Categorie: Personaggi

Helmut Newton. Hollywood ruba un’altra stella

di - 3 Febbraio 2004

Termina la pellicola, si spegne il flash, un’accelerazione fatale ha preparato la posa finale: un muro di Los Angeles. A 83 anni si chiude l’obiettivo di Helmut Neustaedter nato il 31 ottobre 1920 a Berlino.
A dodici anni Helmut aveva la sua prima macchina fotografica e già allora la ruotava allegramente sui volti delle compagne di scuola, a sedici anni impertinente e improduttivo nel rendimento viene cacciato da scuola, decide allora di fare l’apprendista nello studio di Yva, fotografa di moda e di teatro. Nel 1938 per fuggire alle leggi razziali parte per Singapore, ma due anni dopo viene deportato in un campo di prigionia in Australia. Quando ne esce apre uno studio fotografico a Melbourne con il nome di Helmut Newton.
Il suo indiscusso successo di fotografo si consacra definitivamente quando lavora per Vogue Austrialia e riesce nel 1957 ad avere un contratto per l’edizione inglese della rivista trasferendosi a Londra. Dal 1962 è a Parigi e rimane nella capitale francese per vent’anni lavorando per le Jardin de modes, Elle, Queen, Playboy, Nova, Marie-Claire, Stern e ancora Vogue.
Ma il suo stile personale si esprime pienamente nelle fotografie degli anni ’60: in quegli anni decide che le mannequin potevano essere ancora più speciali scoprendo arditamente i loro lati migliori. Per troppo tempo le nudità sono state nascoste! Il voyeur esce finalmente allo scoperto e può dichiararsi portando fuori le sue visioni. Eccole le sue donne: determinate, sicure, spavalde mercenarie o soldatesse del sesso. Queste immagini insolite, apertamente schierate contro l’ipocrisia sono state il suo cavallo di battaglia. E’ lui a portare per primo il sesso nell’immagine di moda; amava capovolgere le situazioni e allora ecco che il vestito è svestito. Qualcuno definisce le sue immagini porno-chic, ma a Newton non piaceva questa definizione, “tutt’al più sono un feticista…” diceva di se stesso.
Scenografie di lusso, in luoghi di temporanea permanenza: alberghi, piscine, automobili, aerei fanno da sfondo ad una donna sempre auto determinata, senza incertezze.
Le critiche mosse tanto da qualche gruppo femminista quanto da alcuni suoi colleghi, ai suoi punti di vista, se da un lato sono l’espressione di una non negata libertà d’opinione, dall’altro appaiono come giudizi di comodo o, peggio, scelte obbligate quando non riuscendo ad essere sinonimi in qualche modo non resta che essere contrari.
A chi lo definiva un artista rispondeva di non considerarsi un artista, perché non ritoccava le sue foto, ma di essere sicuramente un buon osservatore. Tanto può bastare per essere un ottimo fotografo, un attento osservatore dei cambiamenti della società, un realista.

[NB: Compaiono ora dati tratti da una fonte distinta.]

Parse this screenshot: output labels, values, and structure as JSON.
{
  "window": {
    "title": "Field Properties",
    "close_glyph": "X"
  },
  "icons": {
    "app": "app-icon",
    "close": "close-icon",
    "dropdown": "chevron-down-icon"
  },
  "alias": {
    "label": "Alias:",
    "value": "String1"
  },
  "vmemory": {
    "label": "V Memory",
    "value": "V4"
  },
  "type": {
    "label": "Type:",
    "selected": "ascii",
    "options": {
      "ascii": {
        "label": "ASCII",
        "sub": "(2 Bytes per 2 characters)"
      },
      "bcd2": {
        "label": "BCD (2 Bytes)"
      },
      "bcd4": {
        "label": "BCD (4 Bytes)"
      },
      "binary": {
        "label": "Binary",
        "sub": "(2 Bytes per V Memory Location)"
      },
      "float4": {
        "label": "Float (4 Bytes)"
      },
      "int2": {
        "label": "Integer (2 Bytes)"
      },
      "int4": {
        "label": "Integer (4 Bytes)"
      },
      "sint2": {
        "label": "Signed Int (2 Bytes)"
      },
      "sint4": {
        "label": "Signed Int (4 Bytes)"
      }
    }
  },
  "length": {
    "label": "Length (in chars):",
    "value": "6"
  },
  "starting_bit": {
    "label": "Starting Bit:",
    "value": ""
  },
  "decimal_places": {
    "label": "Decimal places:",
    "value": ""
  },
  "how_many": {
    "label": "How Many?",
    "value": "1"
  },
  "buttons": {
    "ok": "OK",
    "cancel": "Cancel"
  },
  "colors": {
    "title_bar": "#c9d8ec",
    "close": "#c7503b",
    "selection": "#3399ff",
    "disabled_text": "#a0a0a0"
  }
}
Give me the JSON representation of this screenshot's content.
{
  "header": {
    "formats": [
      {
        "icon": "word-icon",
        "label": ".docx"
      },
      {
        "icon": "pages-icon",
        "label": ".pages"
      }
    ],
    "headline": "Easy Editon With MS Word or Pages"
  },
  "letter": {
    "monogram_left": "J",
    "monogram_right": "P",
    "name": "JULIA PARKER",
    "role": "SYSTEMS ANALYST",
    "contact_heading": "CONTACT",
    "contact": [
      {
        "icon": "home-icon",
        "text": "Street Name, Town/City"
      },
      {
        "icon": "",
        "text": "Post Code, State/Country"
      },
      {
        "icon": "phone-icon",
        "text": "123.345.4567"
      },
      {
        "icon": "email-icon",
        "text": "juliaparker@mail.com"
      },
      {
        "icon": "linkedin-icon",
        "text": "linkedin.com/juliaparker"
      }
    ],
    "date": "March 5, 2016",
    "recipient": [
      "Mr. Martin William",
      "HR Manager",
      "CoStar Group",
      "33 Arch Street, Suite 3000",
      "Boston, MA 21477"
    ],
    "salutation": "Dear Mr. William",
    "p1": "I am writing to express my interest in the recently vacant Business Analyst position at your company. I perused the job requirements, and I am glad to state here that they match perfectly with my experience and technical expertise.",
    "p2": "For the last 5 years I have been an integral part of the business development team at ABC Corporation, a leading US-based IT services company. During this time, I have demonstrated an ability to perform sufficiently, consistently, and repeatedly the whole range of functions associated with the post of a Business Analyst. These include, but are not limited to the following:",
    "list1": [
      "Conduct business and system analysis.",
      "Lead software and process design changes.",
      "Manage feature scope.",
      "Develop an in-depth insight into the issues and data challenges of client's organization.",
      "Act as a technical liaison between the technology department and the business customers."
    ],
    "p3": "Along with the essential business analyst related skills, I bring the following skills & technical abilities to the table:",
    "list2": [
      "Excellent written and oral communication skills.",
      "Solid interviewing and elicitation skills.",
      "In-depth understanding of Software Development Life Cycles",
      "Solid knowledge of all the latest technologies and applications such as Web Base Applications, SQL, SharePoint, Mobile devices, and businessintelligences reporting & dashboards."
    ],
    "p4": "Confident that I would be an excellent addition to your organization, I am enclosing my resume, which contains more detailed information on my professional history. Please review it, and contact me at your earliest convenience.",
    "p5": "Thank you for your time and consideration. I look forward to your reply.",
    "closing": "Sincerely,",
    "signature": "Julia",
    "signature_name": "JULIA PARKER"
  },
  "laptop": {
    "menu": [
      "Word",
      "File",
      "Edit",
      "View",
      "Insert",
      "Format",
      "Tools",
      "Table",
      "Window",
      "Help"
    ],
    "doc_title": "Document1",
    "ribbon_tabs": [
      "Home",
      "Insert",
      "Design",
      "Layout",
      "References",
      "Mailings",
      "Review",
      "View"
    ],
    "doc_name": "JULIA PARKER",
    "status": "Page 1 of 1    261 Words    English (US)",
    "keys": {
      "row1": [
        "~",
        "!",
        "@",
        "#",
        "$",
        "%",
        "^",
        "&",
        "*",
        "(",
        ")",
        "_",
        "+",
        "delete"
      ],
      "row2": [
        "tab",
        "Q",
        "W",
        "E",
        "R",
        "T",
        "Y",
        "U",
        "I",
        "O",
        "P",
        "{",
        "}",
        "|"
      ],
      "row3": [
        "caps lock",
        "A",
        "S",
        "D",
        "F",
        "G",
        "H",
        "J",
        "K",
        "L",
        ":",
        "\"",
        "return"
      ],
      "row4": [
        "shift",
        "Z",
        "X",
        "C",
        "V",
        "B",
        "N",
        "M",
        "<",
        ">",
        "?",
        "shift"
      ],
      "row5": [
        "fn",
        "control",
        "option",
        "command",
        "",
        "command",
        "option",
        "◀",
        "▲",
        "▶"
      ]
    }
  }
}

Ma La realtà non onirica può essere, non solo per anagramma, ironica. E’ questo un tratto fondamentale della sua personalità; fotografava alcuni personaggi della moda e dello spettacolo talvolta ridicolizzandoli, cosa che essi non avvertivano affatto durante gli scatti. Ne è la prova l’ultimo reportage eseguito per Vanity Fair in casa Savoia all’inizio di quest’anno. La famiglia reale appare ritratta nel parco della villa di Ginevra: la corona per Marina Doria e le insegne nobiliari per Vittorio Emanuele ed Emanuele Filiberto appaiono in qualche modo carnevalesche…
Una volta Newton disse: “Se c’è qualcosa che odio è sicuramente il buon gusto [..]”.
Era la scoperta che la provocazione, di cui era sostenitore, risiede in misura maggiore in ciò che è fuori dai canoni, in ciò che infastidisce, in ciò che non possiamo liquidare dallo sguardo con un banale e ormai troppo noioso inno alla bellezza.
Negli ultimi anni le sue foto sono state raccolte in diversi libri (tra cui : The Best of Helmut Newton, 1996; 72 ore a Roma, 1998; Us and Them, 1999; Sumo, 1999; Work, 2000) e numerose sono le esposizioni che gli vengono dedicate: nel 1984 il Musée d’Art Moderne di Parigi ospita una sua retrospettiva; nel 2000 prepara assieme alla sua instancabile compagna June, un’antologica alla Neue Nationalgalerie di Berlino. Nel 2003 la Galleria Sozzani di Milano con la personale Yellow Press ha mostrato un altro lato del voyeurismo newtiano: quello della curiosità per la cronaca.